余裕がないのは私の方なのに、目の前の大樹に気付かれないように振舞った。
「……恥ずかしく、なった?」
「ならない。でも……今すぐ、寝室に連れて行きたくなった。」
「……。」
どこまでも、とことん甘い大樹の言葉に思わず頷きそうになっていると、ドンっという音と共に、きっちりと閉まっていたはずのリビングの扉が、まるでコントのように勢いよく開かれた。
そして勿論、そこには……
「見つかっちゃったあ!!」
そう言いながら、ニヤニヤと私と大樹を交互に見てくる瑠里ちゃん。
「俺、写メ撮ったしー!!」
「それは悪趣味っすよ、月島さん。
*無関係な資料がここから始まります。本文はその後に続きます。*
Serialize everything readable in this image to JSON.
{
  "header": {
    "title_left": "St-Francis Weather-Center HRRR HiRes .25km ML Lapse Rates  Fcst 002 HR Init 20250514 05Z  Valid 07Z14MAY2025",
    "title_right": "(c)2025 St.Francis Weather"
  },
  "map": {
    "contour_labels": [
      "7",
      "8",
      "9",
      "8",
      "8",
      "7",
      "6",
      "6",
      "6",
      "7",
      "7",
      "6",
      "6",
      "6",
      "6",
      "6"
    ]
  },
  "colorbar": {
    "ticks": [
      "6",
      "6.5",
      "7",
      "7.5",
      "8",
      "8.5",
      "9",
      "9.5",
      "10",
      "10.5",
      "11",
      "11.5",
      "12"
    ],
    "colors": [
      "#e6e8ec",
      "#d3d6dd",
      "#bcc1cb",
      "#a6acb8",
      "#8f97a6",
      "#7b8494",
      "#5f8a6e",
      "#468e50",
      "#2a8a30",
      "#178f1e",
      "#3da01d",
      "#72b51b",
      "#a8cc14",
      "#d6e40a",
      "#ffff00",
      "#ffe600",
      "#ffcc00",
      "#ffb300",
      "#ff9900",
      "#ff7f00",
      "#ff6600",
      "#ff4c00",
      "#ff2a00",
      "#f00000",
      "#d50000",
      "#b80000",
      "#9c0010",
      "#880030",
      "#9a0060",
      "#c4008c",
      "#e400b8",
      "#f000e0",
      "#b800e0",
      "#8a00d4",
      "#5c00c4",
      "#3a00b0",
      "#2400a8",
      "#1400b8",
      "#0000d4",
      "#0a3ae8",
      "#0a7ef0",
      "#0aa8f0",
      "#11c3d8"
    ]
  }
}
」
同じようにニヤニヤしながら、携帯の画面を見せる月島君と、見せられる大槻君。
3人とも酔っているせいか、全く悪びれる様子もない。
感情を隠すのが上手な大樹は平然……というか、呆気に取られていたけれど。
「ちょっと、あんたら……早く寝てよっ!!」
「すいませーん!!」
ポーカーフェイスの苦手な私は、恥ずかしさに耐え切れずに、顔を真っ赤にして逃げ惑う3人を追い掛け回す。
それもまた、愛情の証。
仕事中は頼り甲斐があり、プライベートでは馬鹿で御茶目な仲間たち。
そんな私の、愛すべき愉快な仲間たちと過ごす、最高に楽しい日曜日の夜。